Well. There are many things I would like to say, but I think WOW! expresses my initial response when I finished reading.
Okay. Specific points:
-- The balance between Dark and Light. I think this is one of the very best stories I have read that tackled the subject and did so respectfully and with an attempt (successful!) to be fair. It was a relief to read a story where Dark is not basically EVIL and that the Light is not basically pure and virtuous.

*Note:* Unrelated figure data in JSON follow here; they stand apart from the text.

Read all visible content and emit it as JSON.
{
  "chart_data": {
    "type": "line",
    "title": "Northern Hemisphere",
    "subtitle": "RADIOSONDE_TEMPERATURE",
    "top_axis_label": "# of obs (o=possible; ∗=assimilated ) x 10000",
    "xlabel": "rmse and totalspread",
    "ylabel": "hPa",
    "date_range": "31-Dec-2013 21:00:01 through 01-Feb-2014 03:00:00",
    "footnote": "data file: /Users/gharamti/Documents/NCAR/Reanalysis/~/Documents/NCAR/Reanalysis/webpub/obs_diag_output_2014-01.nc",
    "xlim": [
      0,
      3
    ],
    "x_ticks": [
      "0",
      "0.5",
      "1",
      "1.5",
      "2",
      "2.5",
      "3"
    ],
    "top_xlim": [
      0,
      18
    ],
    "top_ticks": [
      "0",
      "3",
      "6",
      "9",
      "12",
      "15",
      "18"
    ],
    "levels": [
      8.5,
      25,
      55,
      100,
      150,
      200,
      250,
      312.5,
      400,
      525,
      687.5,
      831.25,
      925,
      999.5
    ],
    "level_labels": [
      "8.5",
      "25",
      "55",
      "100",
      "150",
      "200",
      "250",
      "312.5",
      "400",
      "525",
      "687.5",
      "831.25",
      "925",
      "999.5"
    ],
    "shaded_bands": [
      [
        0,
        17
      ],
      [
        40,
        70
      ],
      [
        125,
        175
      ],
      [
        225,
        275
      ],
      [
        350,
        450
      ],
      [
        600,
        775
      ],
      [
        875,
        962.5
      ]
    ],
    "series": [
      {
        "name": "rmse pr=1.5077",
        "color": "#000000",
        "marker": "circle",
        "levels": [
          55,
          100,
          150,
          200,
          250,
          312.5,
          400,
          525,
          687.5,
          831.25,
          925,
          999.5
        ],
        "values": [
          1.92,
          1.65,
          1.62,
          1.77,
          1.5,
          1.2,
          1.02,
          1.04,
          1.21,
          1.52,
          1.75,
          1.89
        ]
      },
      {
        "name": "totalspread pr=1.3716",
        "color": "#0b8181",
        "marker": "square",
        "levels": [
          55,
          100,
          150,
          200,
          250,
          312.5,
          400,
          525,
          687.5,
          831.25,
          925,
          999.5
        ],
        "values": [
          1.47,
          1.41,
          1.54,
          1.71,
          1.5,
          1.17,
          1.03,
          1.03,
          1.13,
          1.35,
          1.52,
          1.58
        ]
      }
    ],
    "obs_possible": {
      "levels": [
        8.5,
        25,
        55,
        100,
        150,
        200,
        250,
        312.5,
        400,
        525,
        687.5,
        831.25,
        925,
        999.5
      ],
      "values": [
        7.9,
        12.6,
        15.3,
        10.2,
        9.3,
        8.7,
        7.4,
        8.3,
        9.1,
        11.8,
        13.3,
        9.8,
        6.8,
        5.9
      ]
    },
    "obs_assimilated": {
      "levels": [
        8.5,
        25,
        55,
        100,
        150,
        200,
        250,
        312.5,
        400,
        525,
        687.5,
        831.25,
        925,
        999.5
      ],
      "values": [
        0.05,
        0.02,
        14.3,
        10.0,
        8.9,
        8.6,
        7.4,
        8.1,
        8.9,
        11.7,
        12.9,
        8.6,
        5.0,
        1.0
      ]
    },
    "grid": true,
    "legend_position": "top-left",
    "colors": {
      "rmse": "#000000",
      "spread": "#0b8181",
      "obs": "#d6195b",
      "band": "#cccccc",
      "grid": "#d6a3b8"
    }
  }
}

-- Lily...aka the Madonna of HPverse. Nice to see her handled with less that velvet gloves. I love the Saint Lily feeling to the whole treatment and the fact that noble though she is, she is also fanatical about her new 'career'. I sense that her standoffishness vis-a-vis Harry and her responsibility to bring Harry up to as she had agreed to would have occurred whether James had died or not, whether the deal would have been struck with Severus or not.

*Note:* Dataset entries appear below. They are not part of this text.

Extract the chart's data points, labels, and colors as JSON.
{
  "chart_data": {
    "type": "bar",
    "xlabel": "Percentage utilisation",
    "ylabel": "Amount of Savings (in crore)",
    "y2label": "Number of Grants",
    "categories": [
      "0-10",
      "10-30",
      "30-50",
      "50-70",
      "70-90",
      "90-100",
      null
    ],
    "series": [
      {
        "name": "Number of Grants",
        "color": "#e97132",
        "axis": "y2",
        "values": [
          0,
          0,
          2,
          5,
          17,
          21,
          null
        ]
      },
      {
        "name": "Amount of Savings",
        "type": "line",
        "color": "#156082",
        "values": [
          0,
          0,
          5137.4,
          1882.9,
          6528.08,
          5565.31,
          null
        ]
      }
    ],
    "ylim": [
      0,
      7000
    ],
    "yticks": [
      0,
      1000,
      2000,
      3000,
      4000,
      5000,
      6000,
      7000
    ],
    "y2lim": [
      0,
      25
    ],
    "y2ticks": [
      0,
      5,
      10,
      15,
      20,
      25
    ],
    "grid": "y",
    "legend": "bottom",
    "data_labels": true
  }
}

-- Severus. OMG! What you did with him! I drooled with envy, let me tell you. You treated him with dignity, with consideration and with a certain humour. (Severus and his stud farm!) And the hair. OMG, how I love long clean hair on a man! (Aragon is the only one with greasy hair who can do it for me.)
I adored how you snuck in the other characters, all the while keeping true to their personalities.

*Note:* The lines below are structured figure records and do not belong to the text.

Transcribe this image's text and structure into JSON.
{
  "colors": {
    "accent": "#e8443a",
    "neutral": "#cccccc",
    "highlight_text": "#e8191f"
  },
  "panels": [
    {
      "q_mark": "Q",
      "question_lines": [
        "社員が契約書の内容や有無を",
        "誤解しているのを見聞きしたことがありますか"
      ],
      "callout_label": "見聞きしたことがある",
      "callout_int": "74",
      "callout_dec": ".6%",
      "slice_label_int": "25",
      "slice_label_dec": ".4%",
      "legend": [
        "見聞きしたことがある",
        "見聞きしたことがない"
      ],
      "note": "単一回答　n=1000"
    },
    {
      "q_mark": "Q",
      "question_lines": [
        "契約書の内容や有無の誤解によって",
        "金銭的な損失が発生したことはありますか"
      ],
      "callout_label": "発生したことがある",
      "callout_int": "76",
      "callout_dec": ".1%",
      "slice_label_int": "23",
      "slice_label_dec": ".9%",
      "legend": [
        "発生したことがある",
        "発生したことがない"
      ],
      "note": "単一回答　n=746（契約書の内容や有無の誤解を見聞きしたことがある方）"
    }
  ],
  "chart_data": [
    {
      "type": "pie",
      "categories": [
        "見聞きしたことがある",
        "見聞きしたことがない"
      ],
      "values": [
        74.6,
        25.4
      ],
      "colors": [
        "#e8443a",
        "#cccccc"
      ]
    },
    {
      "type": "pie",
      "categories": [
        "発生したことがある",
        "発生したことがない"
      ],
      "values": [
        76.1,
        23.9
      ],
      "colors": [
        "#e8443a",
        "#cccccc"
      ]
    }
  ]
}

Severus's discovery of the true meaning of love, that he has it finally was beautifully and logically developed. Slowly. So that when Harry finally acknowledges that he loves Severus, there was a real basis for it. (The advantage of such a long story...which I read instead of marking.)
Then there is Maisie and the Bard. That went well too. :-)
But for me, the very best line, the line that had me grinning like an idiot was the very last one: women make good story-tellers too.